Le nouveau resserrement des normes d'inscription reflète les préoccupations de l'opérateur de la bourse concernant certaines sociétés chinoises qui demandent des introductions en bourse américaines. Le mois dernier, Luckin Coffee, qui a eu une introduction en bourse aux États-Unis au début de 2019, a annoncé qu'une enquête interne avait montré que son chef de l'exploitation et d'autres employés avaient fabriqué des accords de vente.

Les nouvelles règles obligeront les entreprises de certains pays, dont la Chine, à lever 25 millions de dollars dans leur introduction en bourse ou, au contraire, au moins un quart de leur capitalisation boursière après cotation, ont indiqué les sources.

C'est la première fois que le Nasdaq attribue une valeur minimale à la taille des introductions en bourse. Le changement aurait empêché plusieurs sociétés chinoises actuellement cotées au Nasdaq de devenir publiques. Sur 155 sociétés chinoises cotées au Nasdaq depuis 2000, 40 introductions en bourse brutes sont inférieures à 25 millions de dollars, selon les données de Refinitiv.
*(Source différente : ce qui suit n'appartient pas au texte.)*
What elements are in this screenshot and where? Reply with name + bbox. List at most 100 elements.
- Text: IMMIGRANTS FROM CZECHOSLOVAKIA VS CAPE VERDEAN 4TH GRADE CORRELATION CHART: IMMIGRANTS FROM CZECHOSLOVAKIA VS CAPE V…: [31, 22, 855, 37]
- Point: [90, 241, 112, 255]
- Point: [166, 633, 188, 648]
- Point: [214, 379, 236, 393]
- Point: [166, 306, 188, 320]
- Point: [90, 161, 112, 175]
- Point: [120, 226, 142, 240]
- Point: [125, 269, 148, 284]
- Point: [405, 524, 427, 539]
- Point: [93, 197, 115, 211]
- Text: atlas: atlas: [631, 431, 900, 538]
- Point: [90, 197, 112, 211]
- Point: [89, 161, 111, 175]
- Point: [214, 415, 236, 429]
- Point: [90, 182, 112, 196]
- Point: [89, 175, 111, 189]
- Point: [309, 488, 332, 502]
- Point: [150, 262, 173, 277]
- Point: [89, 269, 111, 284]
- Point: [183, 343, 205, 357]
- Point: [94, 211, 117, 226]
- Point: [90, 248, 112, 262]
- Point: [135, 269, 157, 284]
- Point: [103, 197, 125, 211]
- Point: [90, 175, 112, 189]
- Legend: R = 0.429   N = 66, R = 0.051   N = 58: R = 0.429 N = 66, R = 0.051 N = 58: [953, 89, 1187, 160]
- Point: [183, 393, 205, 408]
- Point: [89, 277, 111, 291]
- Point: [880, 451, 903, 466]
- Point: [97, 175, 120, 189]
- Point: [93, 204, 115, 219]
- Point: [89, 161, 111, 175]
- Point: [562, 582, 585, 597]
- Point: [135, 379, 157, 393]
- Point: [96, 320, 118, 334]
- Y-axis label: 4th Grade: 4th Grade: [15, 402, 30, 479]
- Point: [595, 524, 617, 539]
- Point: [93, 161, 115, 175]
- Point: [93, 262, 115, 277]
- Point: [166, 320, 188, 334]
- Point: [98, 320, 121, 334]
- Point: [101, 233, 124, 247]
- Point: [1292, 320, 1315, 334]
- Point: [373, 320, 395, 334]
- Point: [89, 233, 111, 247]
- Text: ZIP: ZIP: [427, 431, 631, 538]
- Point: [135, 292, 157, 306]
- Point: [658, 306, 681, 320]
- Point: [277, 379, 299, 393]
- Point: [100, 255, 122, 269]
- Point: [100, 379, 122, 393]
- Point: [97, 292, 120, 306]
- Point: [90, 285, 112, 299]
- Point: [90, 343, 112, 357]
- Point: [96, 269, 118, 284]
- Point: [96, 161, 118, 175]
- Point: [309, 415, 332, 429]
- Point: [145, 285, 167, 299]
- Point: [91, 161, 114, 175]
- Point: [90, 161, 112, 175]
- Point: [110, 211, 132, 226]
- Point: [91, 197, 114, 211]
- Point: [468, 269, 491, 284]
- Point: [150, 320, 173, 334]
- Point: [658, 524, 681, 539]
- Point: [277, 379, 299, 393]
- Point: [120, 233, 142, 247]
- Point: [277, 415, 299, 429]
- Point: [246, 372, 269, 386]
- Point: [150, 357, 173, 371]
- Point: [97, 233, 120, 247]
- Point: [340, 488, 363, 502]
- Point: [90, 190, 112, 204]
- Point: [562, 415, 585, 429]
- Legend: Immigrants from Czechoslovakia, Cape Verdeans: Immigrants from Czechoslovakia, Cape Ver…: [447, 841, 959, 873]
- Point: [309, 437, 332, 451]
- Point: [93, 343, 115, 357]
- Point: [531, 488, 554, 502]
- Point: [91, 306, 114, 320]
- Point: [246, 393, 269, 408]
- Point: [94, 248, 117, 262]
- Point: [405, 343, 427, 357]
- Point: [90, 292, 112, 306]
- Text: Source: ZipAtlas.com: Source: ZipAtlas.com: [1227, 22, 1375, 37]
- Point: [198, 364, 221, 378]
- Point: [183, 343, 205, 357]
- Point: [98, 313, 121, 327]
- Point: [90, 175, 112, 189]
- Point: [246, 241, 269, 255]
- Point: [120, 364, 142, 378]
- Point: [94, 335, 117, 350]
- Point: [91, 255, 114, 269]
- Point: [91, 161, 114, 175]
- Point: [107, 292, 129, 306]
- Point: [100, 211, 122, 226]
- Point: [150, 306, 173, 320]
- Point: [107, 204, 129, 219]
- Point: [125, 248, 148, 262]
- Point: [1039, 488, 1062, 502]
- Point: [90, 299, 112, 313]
Les petites entreprises chinoises poursuivent ces introductions en bourse car elles permettent à leurs fondateurs et à leurs bailleurs de fonds de les encaisser, en les récompensant avec des dollars américains auxquels ils ne peuvent pas facilement accéder en raison des contrôles des capitaux chinois. Les entreprises utilisent également leur statut coté au Nasdaq pour convaincre les prêteurs en Chine de les financer et d'obtenir souvent des subventions des autorités locales chinoises pour devenir cotées en bourse.

Les règles proposées exigeront également que les cabinets d'audit s'assurent que leurs franchises internationales sont conformes aux normes mondiales, ont indiqué les sources. Le Nasdaq inspectera également l'audit des petites entreprises américaines qui auditent les comptes des candidats à l'introduction en bourse chinois, ont ajouté les sources.

Le président américain Donald Trump a déclaré à Fox Business la semaine dernière qu'il envisageait "très fortement" d'obliger les entreprises chinoises inscrites à New York à respecter les normes comptables américaines. Mais il a noté que "le problème avec cela" était que les entreprises chinoises pouvaient décider de s'inscrire à Londres ou à Hong Kong à la place.

La Securities and Exchange Commission (SEC) des États-Unis a été bloquée dans une lutte d'une décennie avec le gouvernement chinois pour inspecter les audits des sociétés chinoises cotées aux États-Unis. L'organe de surveillance comptable du régulateur, le Public Company Accounting Oversight Board (PCAOB), n'est toujours pas en mesure d'accéder à ces dossiers critiques, a-t-il déclaré.

Le PCAOB, qui a été créé par la loi Sarbanes-Oxley de 2002 et est supervisé par la SEC, est chargé de contrôler les cabinets comptables qui approuvent les registres des sociétés cotées du pays. Ses problèmes avec la qualité de l'audit chinois sévissent depuis 2011, lorsque des dizaines de sociétés chinoises négociant sur les bourses américaines ont été accusées d'irrégularités comptables.

La SEC prévoit d'organiser une table ronde cet été pour les entreprises, les auditeurs, les conseillers et d'autres parties afin de discuter des problèmes avec les introductions en bourse d'entreprises étrangères et de leurs informations comptables, a déclaré l'une des sources.